In a society where regulation has replaced peoples’ sense of personal responsibility, government intrusion in any sector of the economy is easily accepted. In many countries around the developed world, government maintains a near monopoly on education; it manages health care and it curtails business with labor laws and price controls.
Medical care in the United States is — as in so many countries around the Western World — heavily regulated so there is little reason to presume that more legislation will make the system better.
Part of the regulation comes in the form of the Food and Drug Administration (FDA), which supervises the safety of cosmetics, food, tobacco, medications and medical equipment, as well as the Drug Enforcement Administration (DEA), which is tasked to fight the use and trafficking of substances declared illegal by federal law.
At his blog, libertarian columnist and Fox News contributor John Stossel questions the legitimacy of these agencies and their right to limit Americans’ freedom of choice.
Stossel cites the story of Bruce Tower, a man struggling with cancer who wished treatment with a drug that the FDA hadn’t approved.
One bureaucrat told him the government was protecting him from dangerous side-effects. Tower’s outraged response was: “Side effects, who cares? Every treatment I’ve had I’ve suffered from side-effects. If I’m terminal it should be my option to endure any side-effects.”
Stossel agrees. “Why, in our ‘free’ country,” he asks, “do Americans meekly stand aside and let the state limit our choices, even when we are dying?”

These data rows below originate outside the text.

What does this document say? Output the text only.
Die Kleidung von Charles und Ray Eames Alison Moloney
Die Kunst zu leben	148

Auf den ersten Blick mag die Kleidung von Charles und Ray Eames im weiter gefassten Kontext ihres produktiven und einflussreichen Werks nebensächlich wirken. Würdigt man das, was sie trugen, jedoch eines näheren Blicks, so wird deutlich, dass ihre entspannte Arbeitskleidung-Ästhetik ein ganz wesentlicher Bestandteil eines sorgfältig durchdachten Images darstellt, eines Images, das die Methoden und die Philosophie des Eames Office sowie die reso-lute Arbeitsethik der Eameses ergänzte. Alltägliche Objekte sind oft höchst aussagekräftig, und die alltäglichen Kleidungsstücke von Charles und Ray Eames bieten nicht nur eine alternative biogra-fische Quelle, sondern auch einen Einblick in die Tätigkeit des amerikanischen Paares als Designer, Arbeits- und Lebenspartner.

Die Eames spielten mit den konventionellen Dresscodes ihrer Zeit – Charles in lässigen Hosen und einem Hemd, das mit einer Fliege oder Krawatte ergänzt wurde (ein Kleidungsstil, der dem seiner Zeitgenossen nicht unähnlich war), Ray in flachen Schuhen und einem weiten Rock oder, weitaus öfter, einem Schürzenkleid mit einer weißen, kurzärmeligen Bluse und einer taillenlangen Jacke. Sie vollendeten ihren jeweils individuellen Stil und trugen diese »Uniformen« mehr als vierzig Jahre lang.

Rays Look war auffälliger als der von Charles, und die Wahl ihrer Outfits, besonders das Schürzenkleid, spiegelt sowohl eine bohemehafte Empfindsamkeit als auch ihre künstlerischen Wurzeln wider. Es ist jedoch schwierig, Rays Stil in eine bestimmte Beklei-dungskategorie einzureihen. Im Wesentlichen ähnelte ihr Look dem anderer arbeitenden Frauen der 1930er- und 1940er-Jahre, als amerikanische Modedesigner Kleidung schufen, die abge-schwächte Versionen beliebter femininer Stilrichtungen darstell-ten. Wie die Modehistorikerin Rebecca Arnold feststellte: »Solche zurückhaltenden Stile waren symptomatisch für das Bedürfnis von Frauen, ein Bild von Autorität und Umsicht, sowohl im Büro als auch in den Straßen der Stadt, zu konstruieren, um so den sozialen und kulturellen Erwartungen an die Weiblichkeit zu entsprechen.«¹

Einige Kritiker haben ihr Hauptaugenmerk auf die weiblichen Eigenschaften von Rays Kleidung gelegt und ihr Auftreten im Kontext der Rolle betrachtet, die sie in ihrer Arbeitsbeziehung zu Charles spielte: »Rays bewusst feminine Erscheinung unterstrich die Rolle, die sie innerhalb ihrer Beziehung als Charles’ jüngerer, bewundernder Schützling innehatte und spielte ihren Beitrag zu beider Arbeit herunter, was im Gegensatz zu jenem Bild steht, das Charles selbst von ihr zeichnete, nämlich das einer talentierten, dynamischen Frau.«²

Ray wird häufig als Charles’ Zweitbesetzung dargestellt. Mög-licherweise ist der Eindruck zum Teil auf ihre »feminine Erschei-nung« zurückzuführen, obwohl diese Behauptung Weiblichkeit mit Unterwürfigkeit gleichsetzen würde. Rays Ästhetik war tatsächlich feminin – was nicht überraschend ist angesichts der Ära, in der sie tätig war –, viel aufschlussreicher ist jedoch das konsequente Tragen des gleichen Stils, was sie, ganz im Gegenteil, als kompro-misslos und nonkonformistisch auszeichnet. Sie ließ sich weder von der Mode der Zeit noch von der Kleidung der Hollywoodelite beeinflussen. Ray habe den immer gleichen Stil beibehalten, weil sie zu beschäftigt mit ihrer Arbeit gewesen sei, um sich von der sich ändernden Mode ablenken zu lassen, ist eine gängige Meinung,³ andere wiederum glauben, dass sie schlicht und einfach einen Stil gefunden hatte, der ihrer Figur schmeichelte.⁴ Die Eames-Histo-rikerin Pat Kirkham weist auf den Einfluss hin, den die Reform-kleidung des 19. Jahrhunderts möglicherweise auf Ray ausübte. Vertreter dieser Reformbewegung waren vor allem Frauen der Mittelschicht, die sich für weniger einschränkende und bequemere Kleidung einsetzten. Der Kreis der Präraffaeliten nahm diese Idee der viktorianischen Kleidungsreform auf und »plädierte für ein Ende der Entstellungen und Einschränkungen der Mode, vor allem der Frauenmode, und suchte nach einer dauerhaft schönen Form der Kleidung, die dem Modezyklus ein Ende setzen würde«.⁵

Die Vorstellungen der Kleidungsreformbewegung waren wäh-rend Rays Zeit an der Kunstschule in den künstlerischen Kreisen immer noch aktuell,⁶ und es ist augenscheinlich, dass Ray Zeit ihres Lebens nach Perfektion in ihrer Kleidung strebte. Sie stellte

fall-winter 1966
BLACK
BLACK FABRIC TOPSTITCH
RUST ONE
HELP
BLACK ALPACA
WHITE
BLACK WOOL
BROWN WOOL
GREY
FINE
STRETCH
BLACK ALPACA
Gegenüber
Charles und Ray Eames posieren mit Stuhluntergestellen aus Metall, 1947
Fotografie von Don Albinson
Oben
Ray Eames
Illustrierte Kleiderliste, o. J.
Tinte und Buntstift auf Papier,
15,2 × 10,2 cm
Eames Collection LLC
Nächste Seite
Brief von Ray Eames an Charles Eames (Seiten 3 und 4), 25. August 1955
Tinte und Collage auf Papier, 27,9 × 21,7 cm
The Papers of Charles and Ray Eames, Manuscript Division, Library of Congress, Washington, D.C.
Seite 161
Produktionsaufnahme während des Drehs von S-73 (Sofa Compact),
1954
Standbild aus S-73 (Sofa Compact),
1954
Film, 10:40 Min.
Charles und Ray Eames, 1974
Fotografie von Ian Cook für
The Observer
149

In an interview with Stuart Varney on the Fox Business Network on February 23, Stossel explained why people are so quick to accept government control over which medicine they may and may not use. “It’s instictive to say, let [the FDA] be in there. There are all these guys who want to sell me snake oil. I’m glad the FDA is there to make sure the drugs are safe and effective.” People like the idea of someone watching over them, making sure that they aren’t exposed to bad products or corporate malpractice.
Without government intervention though, wouldn’t people be all the more vulnerable to bad medicine? But Stossel notes that a “private system” is not based on “trusting drug companies.”
Competition leads both drug companies and private regulators to be trustworthy. If they are not trustworthy, they die. Fear of losing business and fear of lawsuits […] “coerce them into honesty.” American food makers rarely poison us today not because of government regulation, which is largely ineffectual, but because they know that if they poison their customers, they’ll go out of business.
The FDA may protect people from “bad stuff,” said Stossel, “but it’s a far bigger injury that they protect us from good stuff, too.”